The Senate of Pakistan’s defence committee on 19th June constituted a sub-committee to investigate allegations that the armed forces have forcibly occupied lands in Quetta for their projects.
Committee Chairman Senator Mushahid Hussain said that the three-member sub-committee, which would be led by Senator Abdul Qayyum, a retired general. Other members include PPP secretary general Senator Farhatullah Babar and Senator Hidayatullah.
The matter had been referred to the defence committee after Senators Usman Kakar, Azam Khan Musakhel and Gul Bashra moved an adjournment motion in the upper house of parliament on alleged “alarming rise in the occupation of land by military and Air Force in Quetta causing disharmony among the people”.
Since the early 1950s, the military has acquired millions of acres of land throughout the country for distribution to serving and retired armed forces personnel. According to one estimate, the armed forces control about 12 million acres, constituting about 12 per cent of total state land. Out of this, 62 per cent is in the Punjab, 27 per cent in Sindh and 11 per cent in Khyber Pakhtunkhwa and Baluchistan. About seven million acres of the total is agricultural land and has an estimated worth of Rs700 billion. Interestingly, only about 100,000 acres are directly controlled by the armed forces and its subsidiary companies, the Fauji Foundation, the AWT and the Bahria Foundation, and distributed amongst serving and retired personnel. The remainder was given (at highly subsidised rates) to army personnel as awards to be used for their personal gratification.
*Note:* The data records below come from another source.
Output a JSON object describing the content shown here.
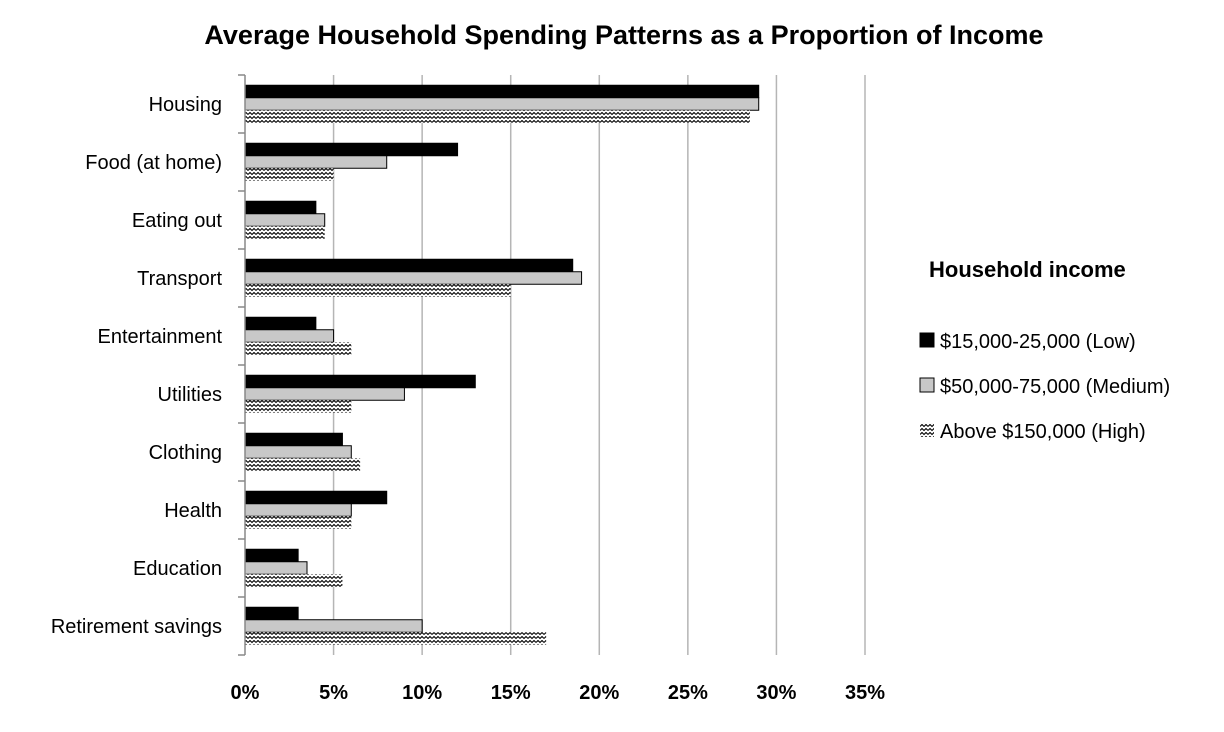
{
  "chart_data": {
    "type": "bar",
    "orientation": "horizontal",
    "title": "Average Household Spending Patterns as a Proportion of Income",
    "categories": [
      "Housing",
      "Food (at home)",
      "Eating out",
      "Transport",
      "Entertainment",
      "Utilities",
      "Clothing",
      "Health",
      "Education",
      "Retirement savings"
    ],
    "series": [
      {
        "name": "$15,000-25,000 (Low)",
        "fill": "solid-black",
        "values": [
          29,
          12,
          4,
          18.5,
          4,
          13,
          5.5,
          8,
          3,
          3
        ]
      },
      {
        "name": "$50,000-75,000 (Medium)",
        "fill": "light-gray",
        "values": [
          29,
          8,
          4.5,
          19,
          5,
          9,
          6,
          6,
          3.5,
          10
        ]
      },
      {
        "name": "Above $150,000 (High)",
        "fill": "zigzag-pattern",
        "values": [
          28.5,
          5,
          4.5,
          15,
          6,
          6,
          6.5,
          6,
          5.5,
          17
        ]
      }
    ],
    "xlim": [
      0,
      35
    ],
    "xticks": [
      "0%",
      "5%",
      "10%",
      "15%",
      "20%",
      "25%",
      "30%",
      "35%"
    ],
    "xlabel": "",
    "ylabel": "",
    "grid": "vertical",
    "legend": {
      "title": "Household income",
      "placement": "right"
    },
    "colors": {
      "low": "#000000",
      "medium": "#c8c8c8",
      "grid": "#b5b5b5",
      "axis": "#888888"
    }
  }
}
Some of the prominent beneficiaries of the land reclamation scheme from the armed forces included General Ayub Khan (247 acres), General Muhammad Musa (250 acres), and Maj. General Umrao Khan (246 acres).
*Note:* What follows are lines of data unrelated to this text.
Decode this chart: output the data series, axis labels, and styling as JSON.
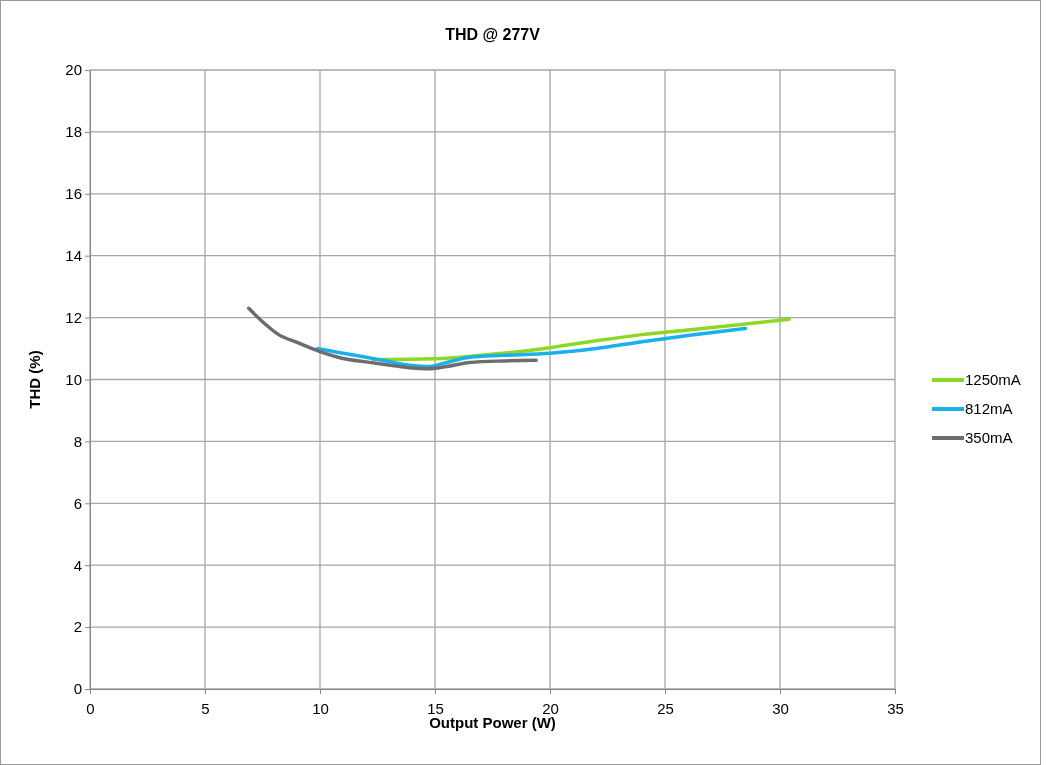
{
  "chart_data": {
    "type": "line",
    "title": "THD @ 277V",
    "xlabel": "Output Power (W)",
    "ylabel": "THD (%)",
    "xlim": [
      0,
      35
    ],
    "xticks": [
      0,
      5,
      10,
      15,
      20,
      25,
      30,
      35
    ],
    "ylim": [
      0,
      20
    ],
    "yticks": [
      0,
      2,
      4,
      6,
      8,
      10,
      12,
      14,
      16,
      18,
      20
    ],
    "grid": true,
    "legend": "right",
    "marker": "none",
    "line_style": "solid",
    "series": [
      {
        "name": "1250mA",
        "color": "#8ed824",
        "x": [
          12.3,
          13,
          15,
          17,
          19,
          20,
          22,
          24,
          26,
          28,
          30.4
        ],
        "values": [
          10.65,
          10.65,
          10.67,
          10.78,
          10.93,
          11.03,
          11.25,
          11.45,
          11.6,
          11.75,
          11.95
        ]
      },
      {
        "name": "812mA",
        "color": "#1ab0ec",
        "x": [
          9.9,
          11,
          12,
          13,
          14,
          14.7,
          15.5,
          16.5,
          18,
          20,
          22,
          24,
          26,
          28.5
        ],
        "values": [
          11.0,
          10.85,
          10.72,
          10.58,
          10.45,
          10.42,
          10.55,
          10.72,
          10.78,
          10.85,
          11.0,
          11.22,
          11.42,
          11.65
        ]
      },
      {
        "name": "350mA",
        "color": "#6d6d6d",
        "x": [
          6.9,
          7.6,
          8.2,
          9,
          10,
          11,
          12,
          13,
          14,
          14.7,
          15.5,
          16.5,
          18,
          19.4
        ],
        "values": [
          12.3,
          11.8,
          11.45,
          11.2,
          10.9,
          10.68,
          10.57,
          10.47,
          10.37,
          10.35,
          10.42,
          10.55,
          10.6,
          10.62
        ]
      }
    ]
  }
}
The military, including its serving and retired members, own massive tracts of land in rural as well as urban centres. They believe that the distribution of land amongst military personnel, particularly within the various housing schemes, denotes the defence establishment’s superior capacity at managing resources. However, the mechanics behind the issue are not so simple. Is the allocation of military land nothing more than a tradition inherited from the British to reward defence services personnel? Or should the acquisition of land by the military be viewed in the larger perspective of the power the armed forces wield over the state and its resources?